Up in Door County between two bodies of water, Green Bay and Lake Michigan, our tart-cherry region had a very thin crop – a big disappointment to the many commercial producers along with the neighbor where we go for pick-your-own. My orchard, however, not the biggest crop of Mt Royal plums we ever had, but I picked about 30 gallons (maybe 200 pounds?) from 3 trees and stuffed two freezer compartments with them. It was a little hard timing the harvest because of the heavy brown rot that claimed about a third of the harvest. Yes, yes, I am spraying these trees, just haven’t found the right spray plan to control this.
Looks to be not an insane bumper crop like 2018, but the Door County apple harvest looks strong, apart from my Honey Gold that is all scabby and with a succession of wet summers, my pruning, spraying and orchard hygiene plan of raking leaves and burying grounder apples just isn’t turning the corner there, either.
Our local University of Wisconsin Extension office, which is staffed by the producer where we pick cherries, was warning people of coddling moth all summer long, but that wasn’t a problem by me. He didn’t think the maggot fly pressure was that high, but the maggot fly was getting past my spray program, especially of the early-season Duchess of Oldenburg apples.

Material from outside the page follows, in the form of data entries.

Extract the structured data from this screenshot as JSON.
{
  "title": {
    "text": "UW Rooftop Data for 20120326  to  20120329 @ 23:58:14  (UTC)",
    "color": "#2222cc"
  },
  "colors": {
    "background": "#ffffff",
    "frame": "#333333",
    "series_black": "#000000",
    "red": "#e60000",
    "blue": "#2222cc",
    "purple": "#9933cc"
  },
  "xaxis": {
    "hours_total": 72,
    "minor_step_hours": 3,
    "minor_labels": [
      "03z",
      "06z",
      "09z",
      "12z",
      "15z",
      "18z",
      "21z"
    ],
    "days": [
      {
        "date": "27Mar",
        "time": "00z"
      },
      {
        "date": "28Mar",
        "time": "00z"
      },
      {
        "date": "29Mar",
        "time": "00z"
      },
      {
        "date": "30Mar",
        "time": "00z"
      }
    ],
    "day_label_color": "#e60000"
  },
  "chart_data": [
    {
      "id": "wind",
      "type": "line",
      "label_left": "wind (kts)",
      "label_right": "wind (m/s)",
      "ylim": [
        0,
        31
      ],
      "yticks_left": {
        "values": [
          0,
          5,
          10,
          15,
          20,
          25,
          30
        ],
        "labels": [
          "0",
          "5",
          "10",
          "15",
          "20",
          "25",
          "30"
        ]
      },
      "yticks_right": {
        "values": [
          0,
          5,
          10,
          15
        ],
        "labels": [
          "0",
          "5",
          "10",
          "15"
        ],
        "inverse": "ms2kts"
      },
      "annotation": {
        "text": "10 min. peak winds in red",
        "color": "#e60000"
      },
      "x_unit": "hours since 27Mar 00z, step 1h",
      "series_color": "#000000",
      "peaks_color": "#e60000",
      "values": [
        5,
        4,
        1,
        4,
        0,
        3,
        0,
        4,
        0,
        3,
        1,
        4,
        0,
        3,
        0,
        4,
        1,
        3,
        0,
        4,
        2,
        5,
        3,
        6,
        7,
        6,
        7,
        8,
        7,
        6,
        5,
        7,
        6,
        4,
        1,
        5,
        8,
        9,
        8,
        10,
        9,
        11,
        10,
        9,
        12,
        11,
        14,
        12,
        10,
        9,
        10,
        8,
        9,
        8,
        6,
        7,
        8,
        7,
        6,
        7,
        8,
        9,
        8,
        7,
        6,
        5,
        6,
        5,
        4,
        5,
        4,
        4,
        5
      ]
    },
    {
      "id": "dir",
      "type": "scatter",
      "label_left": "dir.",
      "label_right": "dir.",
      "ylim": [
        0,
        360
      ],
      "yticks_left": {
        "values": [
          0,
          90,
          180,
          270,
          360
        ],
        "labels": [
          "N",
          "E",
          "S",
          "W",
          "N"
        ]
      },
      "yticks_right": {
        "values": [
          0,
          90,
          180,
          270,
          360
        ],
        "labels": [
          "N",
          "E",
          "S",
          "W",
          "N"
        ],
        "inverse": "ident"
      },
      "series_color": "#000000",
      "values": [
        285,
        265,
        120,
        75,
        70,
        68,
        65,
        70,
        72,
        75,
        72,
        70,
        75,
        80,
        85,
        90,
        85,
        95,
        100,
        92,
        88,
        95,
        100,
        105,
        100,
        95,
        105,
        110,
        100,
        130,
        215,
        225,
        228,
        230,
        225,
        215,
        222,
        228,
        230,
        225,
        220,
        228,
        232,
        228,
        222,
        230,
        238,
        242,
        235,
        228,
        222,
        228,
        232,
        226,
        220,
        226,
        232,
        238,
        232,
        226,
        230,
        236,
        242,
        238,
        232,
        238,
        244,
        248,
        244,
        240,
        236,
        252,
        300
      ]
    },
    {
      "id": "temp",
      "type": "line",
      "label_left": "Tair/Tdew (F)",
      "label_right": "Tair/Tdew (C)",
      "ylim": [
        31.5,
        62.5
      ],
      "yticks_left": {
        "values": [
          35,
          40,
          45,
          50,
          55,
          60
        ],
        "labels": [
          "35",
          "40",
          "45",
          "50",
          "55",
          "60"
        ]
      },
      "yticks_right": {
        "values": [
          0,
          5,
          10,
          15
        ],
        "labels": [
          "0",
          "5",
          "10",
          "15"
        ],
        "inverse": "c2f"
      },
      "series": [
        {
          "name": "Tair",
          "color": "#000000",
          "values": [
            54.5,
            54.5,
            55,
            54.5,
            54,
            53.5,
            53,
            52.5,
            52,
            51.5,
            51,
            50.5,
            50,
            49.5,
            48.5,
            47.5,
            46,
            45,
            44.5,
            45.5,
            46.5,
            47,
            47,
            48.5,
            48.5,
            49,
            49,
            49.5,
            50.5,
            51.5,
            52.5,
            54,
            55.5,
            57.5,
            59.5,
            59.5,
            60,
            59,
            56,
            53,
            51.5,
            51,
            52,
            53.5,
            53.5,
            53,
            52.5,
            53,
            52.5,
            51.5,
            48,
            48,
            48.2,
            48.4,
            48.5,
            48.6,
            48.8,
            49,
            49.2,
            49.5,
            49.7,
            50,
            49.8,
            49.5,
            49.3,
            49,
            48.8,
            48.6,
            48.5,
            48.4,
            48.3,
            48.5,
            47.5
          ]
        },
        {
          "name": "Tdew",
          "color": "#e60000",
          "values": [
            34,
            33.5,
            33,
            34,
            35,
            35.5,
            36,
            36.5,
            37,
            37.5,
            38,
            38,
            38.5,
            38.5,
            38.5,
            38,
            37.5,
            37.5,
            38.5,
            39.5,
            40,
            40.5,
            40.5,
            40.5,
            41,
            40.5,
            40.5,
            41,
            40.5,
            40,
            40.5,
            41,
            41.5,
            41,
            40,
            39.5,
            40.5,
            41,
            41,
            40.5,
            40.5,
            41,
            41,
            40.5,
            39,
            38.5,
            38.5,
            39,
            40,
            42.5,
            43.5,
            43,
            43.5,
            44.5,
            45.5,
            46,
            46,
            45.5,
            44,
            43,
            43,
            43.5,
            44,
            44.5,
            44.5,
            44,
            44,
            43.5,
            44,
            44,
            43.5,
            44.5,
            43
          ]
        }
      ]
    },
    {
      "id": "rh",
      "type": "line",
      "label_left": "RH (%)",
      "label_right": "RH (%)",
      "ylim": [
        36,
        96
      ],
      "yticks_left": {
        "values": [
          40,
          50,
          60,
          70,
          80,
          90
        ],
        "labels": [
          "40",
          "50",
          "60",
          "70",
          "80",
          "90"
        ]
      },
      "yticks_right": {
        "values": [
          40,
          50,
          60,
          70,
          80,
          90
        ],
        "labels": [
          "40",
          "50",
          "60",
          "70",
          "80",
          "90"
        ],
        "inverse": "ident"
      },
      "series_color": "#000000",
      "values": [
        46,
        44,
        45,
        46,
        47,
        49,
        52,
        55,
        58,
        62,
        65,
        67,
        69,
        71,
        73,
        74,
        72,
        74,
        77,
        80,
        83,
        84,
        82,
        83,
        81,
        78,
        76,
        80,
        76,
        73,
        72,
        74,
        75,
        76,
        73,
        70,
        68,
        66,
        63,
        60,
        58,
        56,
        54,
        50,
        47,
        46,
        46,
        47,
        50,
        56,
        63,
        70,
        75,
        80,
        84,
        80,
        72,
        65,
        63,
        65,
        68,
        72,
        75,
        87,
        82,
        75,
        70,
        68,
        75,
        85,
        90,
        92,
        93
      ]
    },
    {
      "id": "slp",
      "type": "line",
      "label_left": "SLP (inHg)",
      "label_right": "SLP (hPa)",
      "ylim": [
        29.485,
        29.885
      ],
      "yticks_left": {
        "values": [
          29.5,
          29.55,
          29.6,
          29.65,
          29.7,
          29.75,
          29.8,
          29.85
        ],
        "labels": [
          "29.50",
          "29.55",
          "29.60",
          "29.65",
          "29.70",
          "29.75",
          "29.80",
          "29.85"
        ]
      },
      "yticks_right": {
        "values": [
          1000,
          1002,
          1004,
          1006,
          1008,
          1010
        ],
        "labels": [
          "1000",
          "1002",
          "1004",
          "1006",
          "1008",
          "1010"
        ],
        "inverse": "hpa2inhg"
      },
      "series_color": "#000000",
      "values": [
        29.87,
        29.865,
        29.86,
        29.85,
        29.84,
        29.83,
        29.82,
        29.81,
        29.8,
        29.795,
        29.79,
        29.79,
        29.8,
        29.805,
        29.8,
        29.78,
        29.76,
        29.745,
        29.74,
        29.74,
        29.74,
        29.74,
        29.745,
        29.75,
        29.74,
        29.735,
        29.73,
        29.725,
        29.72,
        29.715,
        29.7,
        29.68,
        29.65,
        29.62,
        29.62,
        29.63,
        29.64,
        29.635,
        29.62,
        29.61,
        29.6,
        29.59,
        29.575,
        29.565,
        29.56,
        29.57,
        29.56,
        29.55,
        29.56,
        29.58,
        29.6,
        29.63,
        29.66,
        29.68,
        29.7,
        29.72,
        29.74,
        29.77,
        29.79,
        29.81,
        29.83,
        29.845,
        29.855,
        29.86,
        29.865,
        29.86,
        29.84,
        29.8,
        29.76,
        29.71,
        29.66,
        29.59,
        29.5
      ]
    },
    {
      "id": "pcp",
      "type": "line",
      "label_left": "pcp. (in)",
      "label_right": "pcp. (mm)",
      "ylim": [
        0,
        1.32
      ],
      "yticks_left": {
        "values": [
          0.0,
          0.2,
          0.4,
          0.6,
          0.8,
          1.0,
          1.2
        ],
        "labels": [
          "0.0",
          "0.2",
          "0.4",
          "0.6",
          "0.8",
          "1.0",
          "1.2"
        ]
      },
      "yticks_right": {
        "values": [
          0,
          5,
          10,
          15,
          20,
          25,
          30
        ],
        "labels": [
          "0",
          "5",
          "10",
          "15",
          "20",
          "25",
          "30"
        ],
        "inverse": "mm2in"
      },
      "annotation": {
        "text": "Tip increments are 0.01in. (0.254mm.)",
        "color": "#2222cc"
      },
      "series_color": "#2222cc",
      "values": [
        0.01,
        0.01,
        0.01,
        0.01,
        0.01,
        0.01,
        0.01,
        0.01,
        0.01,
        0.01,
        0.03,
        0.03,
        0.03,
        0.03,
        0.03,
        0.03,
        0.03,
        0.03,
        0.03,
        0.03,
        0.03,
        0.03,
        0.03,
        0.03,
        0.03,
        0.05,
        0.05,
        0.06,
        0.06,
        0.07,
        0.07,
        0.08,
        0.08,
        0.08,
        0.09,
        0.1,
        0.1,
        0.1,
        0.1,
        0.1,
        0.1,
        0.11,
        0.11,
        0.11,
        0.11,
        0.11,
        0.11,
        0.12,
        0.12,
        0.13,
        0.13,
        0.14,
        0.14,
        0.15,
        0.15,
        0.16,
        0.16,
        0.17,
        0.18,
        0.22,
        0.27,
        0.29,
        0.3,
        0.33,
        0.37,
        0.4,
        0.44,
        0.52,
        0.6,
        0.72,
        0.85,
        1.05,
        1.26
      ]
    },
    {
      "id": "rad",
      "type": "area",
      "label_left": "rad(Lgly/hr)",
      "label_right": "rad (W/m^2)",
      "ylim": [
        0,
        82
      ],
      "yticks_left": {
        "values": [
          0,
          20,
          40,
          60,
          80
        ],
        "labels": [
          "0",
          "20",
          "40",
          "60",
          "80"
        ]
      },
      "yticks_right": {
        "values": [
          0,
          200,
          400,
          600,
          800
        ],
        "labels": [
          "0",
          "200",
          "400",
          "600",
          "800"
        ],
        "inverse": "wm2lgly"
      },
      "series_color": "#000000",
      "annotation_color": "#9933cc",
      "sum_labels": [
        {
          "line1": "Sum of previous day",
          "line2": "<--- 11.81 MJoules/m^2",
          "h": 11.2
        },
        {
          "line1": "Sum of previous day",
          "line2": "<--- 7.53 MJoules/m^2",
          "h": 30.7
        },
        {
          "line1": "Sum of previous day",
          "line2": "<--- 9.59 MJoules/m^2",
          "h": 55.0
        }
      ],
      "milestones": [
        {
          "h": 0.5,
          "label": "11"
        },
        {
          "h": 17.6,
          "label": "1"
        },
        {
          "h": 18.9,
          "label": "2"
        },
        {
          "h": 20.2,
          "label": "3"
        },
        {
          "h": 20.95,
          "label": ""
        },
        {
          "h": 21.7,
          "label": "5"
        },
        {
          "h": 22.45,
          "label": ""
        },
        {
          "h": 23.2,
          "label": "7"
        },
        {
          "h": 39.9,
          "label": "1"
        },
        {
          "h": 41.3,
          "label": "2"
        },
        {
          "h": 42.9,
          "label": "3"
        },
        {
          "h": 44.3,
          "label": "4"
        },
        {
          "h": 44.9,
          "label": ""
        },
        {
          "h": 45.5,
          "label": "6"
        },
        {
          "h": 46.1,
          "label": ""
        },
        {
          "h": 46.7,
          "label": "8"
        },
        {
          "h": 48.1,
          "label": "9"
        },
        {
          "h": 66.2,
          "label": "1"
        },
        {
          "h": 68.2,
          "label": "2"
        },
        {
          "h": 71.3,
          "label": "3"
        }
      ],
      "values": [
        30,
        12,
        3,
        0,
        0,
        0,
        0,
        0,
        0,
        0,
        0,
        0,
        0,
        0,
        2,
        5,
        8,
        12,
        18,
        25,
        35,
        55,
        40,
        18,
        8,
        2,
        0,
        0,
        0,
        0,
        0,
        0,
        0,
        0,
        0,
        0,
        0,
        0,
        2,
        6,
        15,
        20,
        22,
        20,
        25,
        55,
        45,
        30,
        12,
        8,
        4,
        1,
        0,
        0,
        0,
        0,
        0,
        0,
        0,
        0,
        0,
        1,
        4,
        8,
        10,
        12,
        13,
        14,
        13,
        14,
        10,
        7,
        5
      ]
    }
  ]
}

I worry about next season because the carbaryl, and old standby of insect control, is removed from Sevin and replaced by some sort of pyrethroid agent, and Ortho Flower Fruit and Vegetable Insect Killer Concentrate, my source of the neo-nicotinoid Acetamiprid has been pulled from the market and the stocks of this have run out.
I read the label on New Sevin, claiming effectiveness against Curculio, Moth and Apple Fly. It isn’t “curative” in the way the neo-nicotinoids or Imidan is, but the label says it has “residual activity” for 4 weeks. On my hobby orchard, I can’t be spraying every week.
Maybe the powers that be who decide on what sort of fruit tree-labeled insecticides home gardeners are allowed to use deemed to let us pome-fruit peons something that is safe and effective? I do worry about the mite flareup potential and have been warned away from relying on pyrethroid-family because they are as broad-spectrum as the label brags about?.